Experimental results compare the proposed hybrid model against three baselines: (1) XGBoost trained solely on structured features, (2) a standalone GCN using only structural information, and (3) an LLM‑only MLP using semantic embeddings without graph context. The hybrid approach achieves an overall accuracy of 0.98, precision of 0.96, recall of 0.94, and an F1‑score of 0.95. Notably, recall improves by 8–12 percentage points over the baselines, indicating a substantial reduction in missed fraudulent cases. Inference latency averages 12 ms per transaction, demonstrating feasibility for real‑time deployment. An ablation study confirms that removing either the LLM component or the GCN component degrades performance, underscoring their complementary roles.
The authors discuss several limitations. First, the dataset is confined to U.S. consumers and a limited set of merchants, raising questions about cross‑regional generalizability. Second, reliance on GPT‑4o incurs API costs and latency that may be prohibitive for large‑scale production environments. Third, the graph construction excludes auxiliary behavioral logs such as clickstreams or search histories, which could further enrich fraud patterns.

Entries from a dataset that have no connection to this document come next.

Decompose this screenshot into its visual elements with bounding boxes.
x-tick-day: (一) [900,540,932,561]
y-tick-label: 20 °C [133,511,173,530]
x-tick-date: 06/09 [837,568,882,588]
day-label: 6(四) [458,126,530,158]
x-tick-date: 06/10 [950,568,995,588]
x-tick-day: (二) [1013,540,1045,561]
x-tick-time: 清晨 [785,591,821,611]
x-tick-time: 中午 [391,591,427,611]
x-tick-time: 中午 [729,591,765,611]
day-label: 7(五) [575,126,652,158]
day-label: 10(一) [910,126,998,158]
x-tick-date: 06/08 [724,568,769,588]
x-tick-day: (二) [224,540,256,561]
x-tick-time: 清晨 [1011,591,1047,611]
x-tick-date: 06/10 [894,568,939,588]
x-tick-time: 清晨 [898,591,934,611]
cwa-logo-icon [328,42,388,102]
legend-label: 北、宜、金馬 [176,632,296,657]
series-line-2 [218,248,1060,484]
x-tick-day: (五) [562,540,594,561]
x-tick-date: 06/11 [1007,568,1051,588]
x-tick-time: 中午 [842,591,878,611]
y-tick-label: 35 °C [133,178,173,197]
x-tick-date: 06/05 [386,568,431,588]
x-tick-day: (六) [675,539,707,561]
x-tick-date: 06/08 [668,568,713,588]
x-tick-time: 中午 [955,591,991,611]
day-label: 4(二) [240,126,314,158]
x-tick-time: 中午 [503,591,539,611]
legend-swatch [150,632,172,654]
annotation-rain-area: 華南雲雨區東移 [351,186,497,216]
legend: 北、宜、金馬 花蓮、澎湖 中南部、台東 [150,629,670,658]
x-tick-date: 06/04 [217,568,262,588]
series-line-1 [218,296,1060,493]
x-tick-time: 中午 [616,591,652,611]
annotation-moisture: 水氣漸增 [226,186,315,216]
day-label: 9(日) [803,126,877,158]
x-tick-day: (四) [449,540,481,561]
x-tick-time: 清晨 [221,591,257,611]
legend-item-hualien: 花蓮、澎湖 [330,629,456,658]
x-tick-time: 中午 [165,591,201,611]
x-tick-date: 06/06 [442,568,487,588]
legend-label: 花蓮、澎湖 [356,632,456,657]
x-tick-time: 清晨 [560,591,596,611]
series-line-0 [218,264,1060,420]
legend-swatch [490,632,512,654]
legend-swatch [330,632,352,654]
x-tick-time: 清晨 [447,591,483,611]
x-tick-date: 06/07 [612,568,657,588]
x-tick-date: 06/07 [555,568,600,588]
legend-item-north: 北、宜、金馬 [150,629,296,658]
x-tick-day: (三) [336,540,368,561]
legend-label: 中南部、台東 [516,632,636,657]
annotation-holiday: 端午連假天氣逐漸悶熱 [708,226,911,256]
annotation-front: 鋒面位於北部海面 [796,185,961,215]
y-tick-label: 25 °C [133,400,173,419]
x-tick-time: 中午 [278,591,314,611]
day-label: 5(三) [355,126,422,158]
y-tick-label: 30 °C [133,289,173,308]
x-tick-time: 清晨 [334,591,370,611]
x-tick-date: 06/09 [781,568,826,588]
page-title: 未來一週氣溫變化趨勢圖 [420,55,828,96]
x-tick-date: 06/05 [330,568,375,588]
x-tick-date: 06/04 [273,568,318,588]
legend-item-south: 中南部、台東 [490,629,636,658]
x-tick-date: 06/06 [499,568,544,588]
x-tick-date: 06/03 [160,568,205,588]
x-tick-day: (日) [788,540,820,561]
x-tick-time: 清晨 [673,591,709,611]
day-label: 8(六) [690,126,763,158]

Future work is outlined along four dimensions: (a) expanding the dataset to include international users and a broader merchant base, (b) exploring lightweight LLM alternatives (e.g., DistilGPT) to reduce computational overhead, (c) integrating multimodal logs (click, browse, device fingerprints) into the graph, and (d) adopting federated learning or privacy‑preserving techniques to protect sensitive financial data while still benefiting from collective model updates. Additionally, the authors suggest investigating dynamic graph updates and streaming GCN training to adapt to evolving fraud tactics in near real‑time.
In conclusion, the study demonstrates that fusing semantic insights from LLMs with structural learning from GCNs yields a powerful, scalable solution for e‑commerce payment fraud detection. The framework not only attains high accuracy and low latency but also offers a flexible foundation for future research at the intersection of graph‑based deep learning and large‑scale language modeling in financial security.